6. Where did you sleep last night ?
Harper se réveilla en sursaut, son cœur tambourinant dans sa poitrine.
L'inquiétude rongeait son cerveau mais elle n'était pas encore assez éveillée pour la comprendre. C'était un sentiment diffus et flou. Une angoisse inexplicable.
Comme un spectre dont elle ne connaissait pas le nom.
Et, soudain, tout lui revint. Le concert, la drogue et Jesse qui frappait à sa porte.
Jesse la suppliant de lui ouvrir.
Ses yeux se posèrent sur les chiffres lumineux de son réveil. Il n'était que 5h27. Il faisait encore nuit, et seul l'éclairage urbain apposait ses lueurs discrètes dans sa chambre. Elle attrapa son téléphone et vit qu'elle avait un message de Jesse.
* Je ne partirai pas tant que tu ne m'auras pas ouvert la porte. *
Elle réalisa qu'elle s'était endormie en pleine dispute. Comme aspirée par un trou noir. Un besoin de s'oublier dans le monde des rêves. De l'oublier, lui. Mais, si elle ne se souvenait plus de ses songes, elle savait très bien qu'ils avaient été agités. Des reflets distordus de sa soirée.

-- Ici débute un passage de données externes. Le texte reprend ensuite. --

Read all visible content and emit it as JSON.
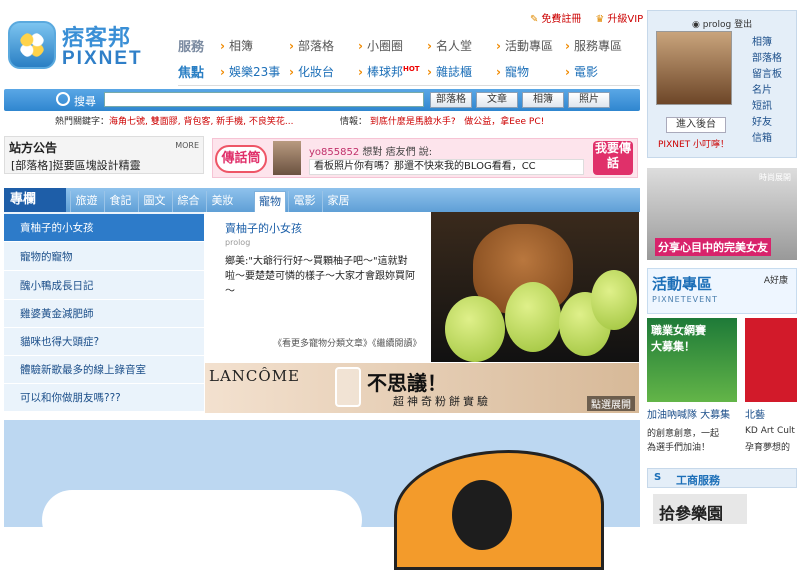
{
  "logo": {
    "cn": "痞客邦",
    "en": "PIXNET"
  },
  "toplinks": {
    "register": "免費註冊",
    "vip": "升級VIP"
  },
  "nav": {
    "row1_head": "服務",
    "row1": [
      "相簿",
      "部落格",
      "小圈圈",
      "名人堂",
      "活動專區",
      "服務專區"
    ],
    "row2_head": "焦點",
    "row2": [
      "娛樂23事",
      "化妝台",
      "棒球邦",
      "雜誌櫃",
      "寵物",
      "電影"
    ],
    "hot": "HOT"
  },
  "search": {
    "label": "搜尋",
    "buttons": [
      "部落格",
      "文章",
      "相簿",
      "照片"
    ]
  },
  "hotkw": {
    "label": "熱門關鍵字：",
    "value": "海角七號, 雙面膠, 背包客, 新手機, 不良笑花..."
  },
  "info": {
    "label": "情報：",
    "items": [
      "到底什麼是馬臉水手?",
      "做公益，拿Eee PC!"
    ]
  },
  "notice": {
    "title": "站方公告",
    "more": "MORE",
    "line": "[部落格]挺要區塊設計精靈"
  },
  "chuan": {
    "tag": "傳話筒",
    "user": "yo855852",
    "who_rest": "想對 痞友們 說:",
    "msg": "看板照片你有嗎？那還不快來我的BLOG看看，CC",
    "say": "我要傳話"
  },
  "columns": {
    "head": "專欄",
    "tabs": [
      "旅遊",
      "食記",
      "圖文",
      "綜合",
      "美妝",
      "寵物",
      "電影",
      "家居"
    ]
  },
  "list": [
    "賣柚子的小女孩",
    "寵物的寵物",
    "醜小鴨成長日記",
    "雞婆黃金減肥師",
    "貓咪也得大頭症?",
    "體驗新歌最多的線上錄音室",
    "可以和你做朋友嗎???"
  ],
  "content": {
    "title": "賣柚子的小女孩",
    "author": "prolog",
    "text": "鄉美:\"大爺行行好～買顆柚子吧～\"這就對啦～要楚楚可憐的樣子～大家才會跟妳買阿～",
    "more": "《看更多寵物分類文章》《繼續閱讀》"
  },
  "lancome": {
    "brand": "LANCÔME",
    "big": "不思議！",
    "sub": "超神奇粉餅實驗",
    "expand": "點選展開"
  },
  "login": {
    "user": "prolog",
    "logout": "登出",
    "enter": "進入後台",
    "tip": "PIXNET 小叮嚀！",
    "links": [
      "相簿",
      "部落格",
      "留言板",
      "名片",
      "短訊",
      "好友",
      "信箱"
    ]
  },
  "ad1": {
    "caption": "分享心目中的完美女友",
    "tag": "時尚展開"
  },
  "event": {
    "title": "活動專區",
    "sub": "PIXNETEVENT",
    "good": "A好康"
  },
  "ads2": {
    "a_title": "職業女網賽",
    "a_sub": "大募集！",
    "l1": "加油吶喊隊 大募集",
    "l2": "北藝",
    "l3": "的創意創意，一起",
    "l4": "KD Art Cult",
    "l5": "孕育夢想的",
    "l6": "為選手們加油！"
  },
  "biz": {
    "s": "S",
    "title": "工商服務"
  },
  "joy": "拾參樂園"
}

Elle reposa son portable à côté d'elle sur le lit, l'échappant presque de ses mains tremblantes. Ses gestes incertains portaient toujours le sceau du sommeil. Son corps n'était pas tout à fait alerte encore, et elle aurait pu se rendormir aisément, si son esprit n'avait pas commencé à la tourmenter.
Il a dit qu'il ne partirait pas... Et si... Non, il a dû se lasser et s'en aller...
Mais cette idée s'était introduite dans sa tête, comme un cheval de Troie caché dans le SMS de son ami. Elle ne la lâchait plus, rebondissant dans tous les recoins de ses pensées. Alors, Harper décida d'en avoir le coeur net. Elle se leva et traversa son appartement silencieux.
Elle s'arrêta devant sa porte d'entrée, hésitante.
Non, c'est stupide, pensa-t-elle.
Pourtant, elle tourna la clef dans la serrure et l'ouvrit.
Jesse était là, recroquevillé sur le paillasson.
Le visage caché par sa longue chevelure blonde. Il était immobile, replié sur lui-même comme un fœtus.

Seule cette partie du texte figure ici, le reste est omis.